Database backends¶
AMX ships adapters for twelve database backends. Every adapter normalises that backend's introspection and comment APIs into the Universal Metadata Interface so the agents and review wizard treat them identically. This page tells you which backend to pick for which workload, the capability matrix across all twelve, and where each backend diverges in profiling syntax or write-back SQL.
Pick a backend¶
Use this short decision tree before you reach for any specific page:
- Postgres-flavored OLTP / data warehouse with
COMMENT ONsemantics → PostgreSQL. The reference adapter; everything else is normalised against it. - Cloud data warehouse with explicit warehouse cost / compute separation → Snowflake, Databricks, BigQuery, Redshift.

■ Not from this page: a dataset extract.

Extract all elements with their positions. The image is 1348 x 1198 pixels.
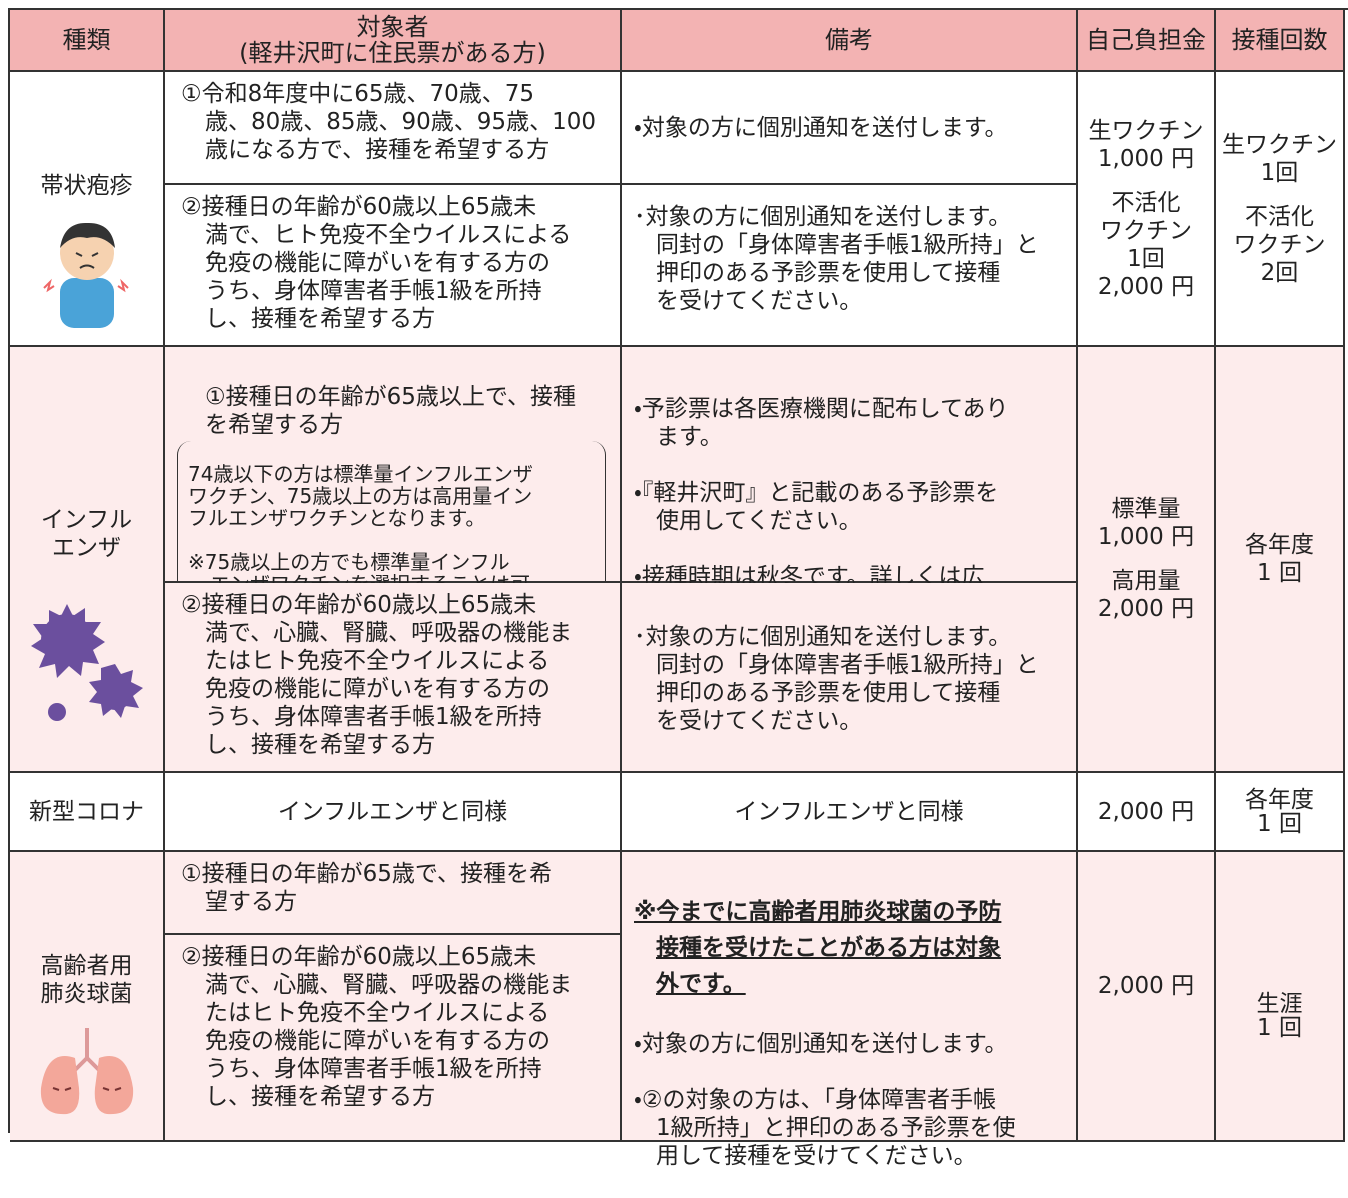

Pair with
profiling_mode: sampledormetadatato keep the bill predictable. - Lakehouse via a query engine over open table formats (Iceberg / Delta / Hive) → Trino / Presto. Covers the "I need one engine across S3 / GCS / on-prem HDFS" pattern and writes ANSI
COMMENT ONstraight through to the underlying connector. - HiveServer2 directly (local Docker / on-prem Hadoop / EMR / Cloudera CDH+CDP) → Hive. Talks the Thrift protocol directly to the cluster; covers the legacy-warehouse case where Hive is the SQL engine, not just the metastore. Column-comment write-back stays disabled by design — see the page.
- OLTP RDBMS at the edge of a data product → MySQL / MariaDB, Oracle, SQL Server. Use AMX to backfill descriptions on legacy systems.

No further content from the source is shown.